A history of superficial vein thrombosis contributes points, separate from prior deep vein thrombosis or pulmonary embolism in other instruments. A first-degree family history of VTE also contributes, capturing inherited and shared environmental predisposition that may not be fully known at the genotype level in routine practice.

Systemic comorbidity cluster

The score awards points for selected chronic conditions—rheumatoid arthritis, chronic kidney disease, chronic obstructive pulmonary disease, and multiple sclerosis—as grouped in the original instrument. These conditions associate with inflammation, immobility, infection risk, medication exposures, or hemoconcentration pathways that can raise thrombotic hazard in the setting of added immobilization.

Recent healthcare-associated immobilization and procedures

Points accrue for hospital admission within the prior three months, bedridden status within the prior three months, and surgery within the prior three months. Each captures a distinct pathway: acute illness severity and inpatient immobilization; prolonged home or facility confinement; and tissue injury, inflammation, and perioperative hemostatic activation. When more than one applies, the model allows them to accumulate because each encodes partially non-overlapping risk information at the population level.

Computing the total and interpreting the cutoff

The total L-TRiP(cast) score is the sum of points from all applicable domains. In the plaster cast subgroup described in the derivation work, investigators evaluated multiple thresholds; a commonly cited operational split uses 10 points or more versus fewer than 10 points.
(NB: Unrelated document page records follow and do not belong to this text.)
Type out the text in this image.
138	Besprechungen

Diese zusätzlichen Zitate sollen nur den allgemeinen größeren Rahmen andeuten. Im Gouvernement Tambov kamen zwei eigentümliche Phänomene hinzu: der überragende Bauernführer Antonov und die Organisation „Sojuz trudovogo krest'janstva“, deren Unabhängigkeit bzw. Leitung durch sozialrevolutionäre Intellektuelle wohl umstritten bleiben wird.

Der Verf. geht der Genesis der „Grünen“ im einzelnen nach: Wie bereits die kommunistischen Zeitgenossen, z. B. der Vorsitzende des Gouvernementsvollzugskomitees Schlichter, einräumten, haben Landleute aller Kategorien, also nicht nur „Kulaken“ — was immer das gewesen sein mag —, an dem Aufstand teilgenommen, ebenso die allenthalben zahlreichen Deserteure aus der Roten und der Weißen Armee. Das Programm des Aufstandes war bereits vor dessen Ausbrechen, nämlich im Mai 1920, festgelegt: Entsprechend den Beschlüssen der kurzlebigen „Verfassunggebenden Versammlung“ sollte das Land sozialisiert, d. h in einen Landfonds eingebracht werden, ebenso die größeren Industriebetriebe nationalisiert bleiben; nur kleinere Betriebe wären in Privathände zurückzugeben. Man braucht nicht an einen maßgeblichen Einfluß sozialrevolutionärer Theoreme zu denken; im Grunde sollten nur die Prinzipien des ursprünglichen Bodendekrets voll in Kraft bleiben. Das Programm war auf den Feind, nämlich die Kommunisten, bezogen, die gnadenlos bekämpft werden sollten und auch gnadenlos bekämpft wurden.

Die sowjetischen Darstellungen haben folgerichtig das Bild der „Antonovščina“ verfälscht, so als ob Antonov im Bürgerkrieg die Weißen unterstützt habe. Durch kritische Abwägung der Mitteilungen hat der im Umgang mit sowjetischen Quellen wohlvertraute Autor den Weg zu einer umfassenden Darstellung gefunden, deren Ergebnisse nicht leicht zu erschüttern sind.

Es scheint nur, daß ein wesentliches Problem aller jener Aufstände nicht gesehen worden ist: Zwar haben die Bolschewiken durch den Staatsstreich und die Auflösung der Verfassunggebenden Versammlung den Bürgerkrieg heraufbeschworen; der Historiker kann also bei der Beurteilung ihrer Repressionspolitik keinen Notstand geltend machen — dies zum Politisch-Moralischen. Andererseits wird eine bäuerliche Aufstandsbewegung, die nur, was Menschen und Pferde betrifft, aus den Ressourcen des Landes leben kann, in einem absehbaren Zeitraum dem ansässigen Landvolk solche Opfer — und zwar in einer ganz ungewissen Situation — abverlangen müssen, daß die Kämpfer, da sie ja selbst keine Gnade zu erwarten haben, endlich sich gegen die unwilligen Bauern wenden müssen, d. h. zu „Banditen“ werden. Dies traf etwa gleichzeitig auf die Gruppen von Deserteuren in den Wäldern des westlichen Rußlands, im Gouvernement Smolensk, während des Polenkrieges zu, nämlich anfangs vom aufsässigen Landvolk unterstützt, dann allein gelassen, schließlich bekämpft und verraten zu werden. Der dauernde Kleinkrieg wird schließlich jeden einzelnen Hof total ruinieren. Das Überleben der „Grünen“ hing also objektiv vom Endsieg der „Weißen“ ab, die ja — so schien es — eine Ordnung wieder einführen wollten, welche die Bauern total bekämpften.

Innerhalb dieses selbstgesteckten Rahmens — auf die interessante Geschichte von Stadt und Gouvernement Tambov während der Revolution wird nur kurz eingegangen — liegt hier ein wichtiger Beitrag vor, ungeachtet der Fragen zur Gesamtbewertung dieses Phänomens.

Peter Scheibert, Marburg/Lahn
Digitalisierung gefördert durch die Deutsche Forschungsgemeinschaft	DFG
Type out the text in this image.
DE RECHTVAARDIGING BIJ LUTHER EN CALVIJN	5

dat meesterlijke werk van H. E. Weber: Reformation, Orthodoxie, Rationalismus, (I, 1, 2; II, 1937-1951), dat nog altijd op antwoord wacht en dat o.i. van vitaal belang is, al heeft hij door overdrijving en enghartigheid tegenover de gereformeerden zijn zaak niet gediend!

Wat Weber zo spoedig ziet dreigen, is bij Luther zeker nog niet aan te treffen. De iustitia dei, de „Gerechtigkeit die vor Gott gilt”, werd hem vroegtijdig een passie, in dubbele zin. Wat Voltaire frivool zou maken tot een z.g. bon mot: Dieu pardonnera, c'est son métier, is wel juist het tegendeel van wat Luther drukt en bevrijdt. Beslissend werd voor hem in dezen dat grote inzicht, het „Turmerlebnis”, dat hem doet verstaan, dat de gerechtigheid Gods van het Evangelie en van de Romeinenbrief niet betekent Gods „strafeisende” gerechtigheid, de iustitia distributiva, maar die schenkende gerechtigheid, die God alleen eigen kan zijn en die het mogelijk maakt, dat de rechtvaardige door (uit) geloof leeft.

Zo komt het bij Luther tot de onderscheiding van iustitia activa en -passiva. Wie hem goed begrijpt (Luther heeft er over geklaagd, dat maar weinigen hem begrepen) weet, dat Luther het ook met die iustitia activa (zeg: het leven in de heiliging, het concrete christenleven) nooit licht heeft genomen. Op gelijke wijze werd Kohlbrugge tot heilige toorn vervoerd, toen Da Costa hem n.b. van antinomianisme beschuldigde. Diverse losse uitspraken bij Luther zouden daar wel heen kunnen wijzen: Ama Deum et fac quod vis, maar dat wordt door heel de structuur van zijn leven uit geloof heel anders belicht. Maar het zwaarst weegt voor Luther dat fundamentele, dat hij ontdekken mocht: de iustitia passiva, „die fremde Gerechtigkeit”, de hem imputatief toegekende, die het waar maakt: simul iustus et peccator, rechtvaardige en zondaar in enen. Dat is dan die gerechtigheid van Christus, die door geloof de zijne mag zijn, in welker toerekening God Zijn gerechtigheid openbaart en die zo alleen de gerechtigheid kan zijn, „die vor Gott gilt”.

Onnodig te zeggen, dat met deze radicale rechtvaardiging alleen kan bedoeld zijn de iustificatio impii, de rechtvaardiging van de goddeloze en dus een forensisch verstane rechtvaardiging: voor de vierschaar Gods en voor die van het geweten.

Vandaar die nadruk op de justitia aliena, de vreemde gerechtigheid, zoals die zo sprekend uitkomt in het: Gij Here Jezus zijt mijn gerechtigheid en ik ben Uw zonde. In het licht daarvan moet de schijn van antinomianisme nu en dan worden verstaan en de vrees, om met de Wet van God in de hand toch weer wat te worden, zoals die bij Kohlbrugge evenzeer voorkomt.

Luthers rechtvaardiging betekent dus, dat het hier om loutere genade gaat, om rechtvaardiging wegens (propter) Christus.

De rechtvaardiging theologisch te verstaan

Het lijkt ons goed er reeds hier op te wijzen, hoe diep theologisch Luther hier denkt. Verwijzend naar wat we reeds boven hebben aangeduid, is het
At that cutoff, a substantial fraction of cast patients fall into the higher-score stratum, and the reported operating characteristics reflect a tradeoff between sensitivity and specificity under a presumed background incidence suitable for predictive value calculations.
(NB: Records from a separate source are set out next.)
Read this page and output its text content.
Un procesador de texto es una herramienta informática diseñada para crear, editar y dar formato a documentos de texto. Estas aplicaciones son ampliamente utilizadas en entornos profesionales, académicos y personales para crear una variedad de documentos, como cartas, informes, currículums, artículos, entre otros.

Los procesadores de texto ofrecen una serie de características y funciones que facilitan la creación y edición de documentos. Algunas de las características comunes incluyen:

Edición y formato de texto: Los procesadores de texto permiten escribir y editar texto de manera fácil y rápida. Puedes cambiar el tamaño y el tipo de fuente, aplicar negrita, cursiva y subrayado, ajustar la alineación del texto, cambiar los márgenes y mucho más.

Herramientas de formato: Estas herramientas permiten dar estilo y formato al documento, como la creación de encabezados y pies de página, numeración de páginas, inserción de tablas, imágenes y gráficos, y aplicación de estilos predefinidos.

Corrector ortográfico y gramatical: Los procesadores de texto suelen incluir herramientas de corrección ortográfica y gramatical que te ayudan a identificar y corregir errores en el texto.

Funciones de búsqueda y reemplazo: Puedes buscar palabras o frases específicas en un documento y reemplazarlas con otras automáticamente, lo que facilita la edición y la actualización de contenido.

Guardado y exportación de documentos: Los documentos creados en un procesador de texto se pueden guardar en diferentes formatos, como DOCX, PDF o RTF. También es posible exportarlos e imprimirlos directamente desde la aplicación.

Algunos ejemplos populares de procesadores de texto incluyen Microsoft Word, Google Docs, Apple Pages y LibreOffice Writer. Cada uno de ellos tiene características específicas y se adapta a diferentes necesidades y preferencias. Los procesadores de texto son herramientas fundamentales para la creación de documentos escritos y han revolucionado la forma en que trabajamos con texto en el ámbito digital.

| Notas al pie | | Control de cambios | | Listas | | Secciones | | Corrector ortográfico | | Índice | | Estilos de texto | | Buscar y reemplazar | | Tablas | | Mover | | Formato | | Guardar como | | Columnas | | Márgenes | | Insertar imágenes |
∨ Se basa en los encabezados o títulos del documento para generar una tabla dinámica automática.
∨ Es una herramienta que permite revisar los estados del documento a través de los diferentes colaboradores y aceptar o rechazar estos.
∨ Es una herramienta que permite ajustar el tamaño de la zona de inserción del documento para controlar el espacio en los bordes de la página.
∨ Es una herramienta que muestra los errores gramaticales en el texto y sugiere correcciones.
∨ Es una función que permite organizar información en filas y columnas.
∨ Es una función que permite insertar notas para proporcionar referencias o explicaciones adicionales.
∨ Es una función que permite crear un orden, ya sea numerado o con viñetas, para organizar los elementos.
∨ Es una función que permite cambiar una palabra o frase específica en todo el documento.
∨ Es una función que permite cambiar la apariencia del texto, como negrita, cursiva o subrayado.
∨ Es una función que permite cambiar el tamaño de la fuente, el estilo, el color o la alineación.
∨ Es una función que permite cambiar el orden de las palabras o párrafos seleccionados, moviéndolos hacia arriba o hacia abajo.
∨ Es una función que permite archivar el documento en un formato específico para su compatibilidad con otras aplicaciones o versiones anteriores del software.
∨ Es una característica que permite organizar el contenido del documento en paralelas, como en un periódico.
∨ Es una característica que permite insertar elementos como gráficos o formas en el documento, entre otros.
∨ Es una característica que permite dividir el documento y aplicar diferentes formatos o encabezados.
Clinicians should treat the cutoff as an epidemiologic anchor, not an automatic order for pharmacologic prophylaxis. A patient just below the threshold is not “zero risk,” and a patient above it is not destined to clot. The score’s purpose is to standardize documentation, prompt explicit risk–benefit reasoning, and support consistent team communication—especially when discussing prophylaxis with patients who are ambivalent about injections or tablets.

Integration with bleeding risk and operational constraints

Before starting prophylaxis, consider bleeding risk (recent surgery or intracranial injury, gastrointestinal bleeding history, thrombocytopenia, uncontrolled hypertension, concurrent antiplatelet agents, renal impairment affecting drug clearance, and patient adherence). Also consider practical factors: expected cast duration, ability to return for monitoring, availability of low-molecular-weight heparin versus oral agents per local protocol, and whether mechanical measures are adequate or adjunctive.
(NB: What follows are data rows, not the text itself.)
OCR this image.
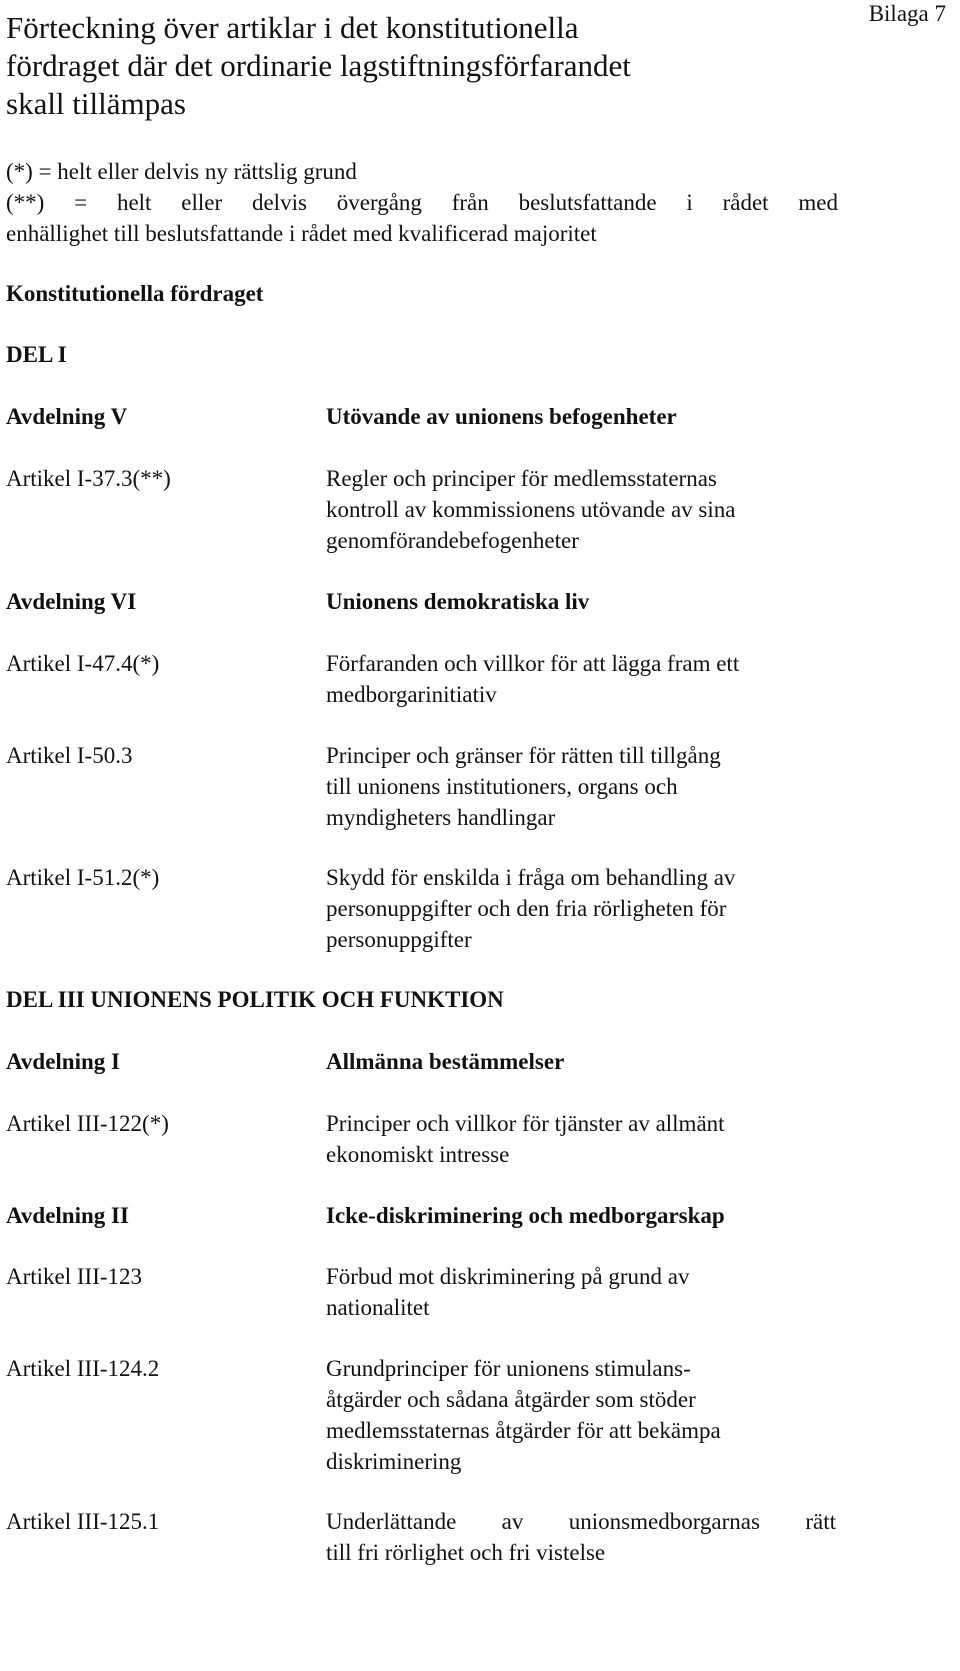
Bilaga 7
Förteckning över artiklar i det konstitutionella
fördraget där det ordinarie lagstiftningsförfarandet
skall tillämpas
(*) = helt eller delvis ny rättslig grund
(**) = helt eller delvis övergång från beslutsfattande i rådet med
enhällighet till beslutsfattande i rådet med kvalificerad majoritet
Konstitutionella fördraget
DEL I
Avdelning V	Utövande av unionens befogenheter
Artikel I-37.3(**)	Regler och principer för medlemsstaternas
kontroll av kommissionens utövande av sina
genomförandebefogenheter
Avdelning VI	Unionens demokratiska liv
Artikel I-47.4(*)	Förfaranden och villkor för att lägga fram ett
medborgarinitiativ
Artikel I-50.3	Principer och gränser för rätten till tillgång
till unionens institutioners, organs och
myndigheters handlingar
Artikel I-51.2(*)	Skydd för enskilda i fråga om behandling av
personuppgifter och den fria rörligheten för
personuppgifter
DEL III UNIONENS POLITIK OCH FUNKTION
Avdelning I	Allmänna bestämmelser
Artikel III-122(*)	Principer och villkor för tjänster av allmänt
ekonomiskt intresse
Avdelning II	Icke-diskriminering och medborgarskap
Artikel III-123	Förbud mot diskriminering på grund av
nationalitet
Artikel III-124.2	Grundprinciper för unionens stimulans-
åtgärder och sådana åtgärder som stöder
medlemsstaternas åtgärder för att bekämpa
diskriminering
Artikel III-125.1	Underlättande av unionsmedborgarnas rätt
till fri rörlighet och fri vistelse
For patients in whom pharmacologic prophylaxis is contraindicated, the score may still be useful to flag heightened surveillance needs and patient education about alarm symptoms for DVT and PE.

Documentation, follow-up, and patient education

When you use L-TRiP(cast), document the cast type, the score total, the threshold comparison, and the rationale for prophylaxis or watchful management. Provide patients with clear instructions on calf swelling, new chest pain, dyspnea, hemoptysis, syncope, and unilateral leg discoloration, emphasizing that models do not replace urgent evaluation when symptoms arise.

Limitations every clinician should keep in mind

• Case-mix shift: Derivation and validation cohorts may differ from your center’s trauma profile, age distribution, and baseline prophylaxis practices.
• Outcome definition and ascertainment: Symptomatic versus screening-detected VTE, intensity of imaging, and follow-up duration change apparent incidence and model utility.
• Missing covariates: Important factors (prior DVT/PE, known thrombophilia, weight-bearing status, cast duration) may not be fully captured; clinical judgment remains primary.
• Treatment penetration: If many high-risk patients already receive prophylaxis, observed event rates in treated cohorts will underestimate untreated risk, complicating post hoc benchmarking.
• Score ≠ probability: The total points summarize relative risk stratification; translating to an individualized probability requires external calibration and local epidemiology.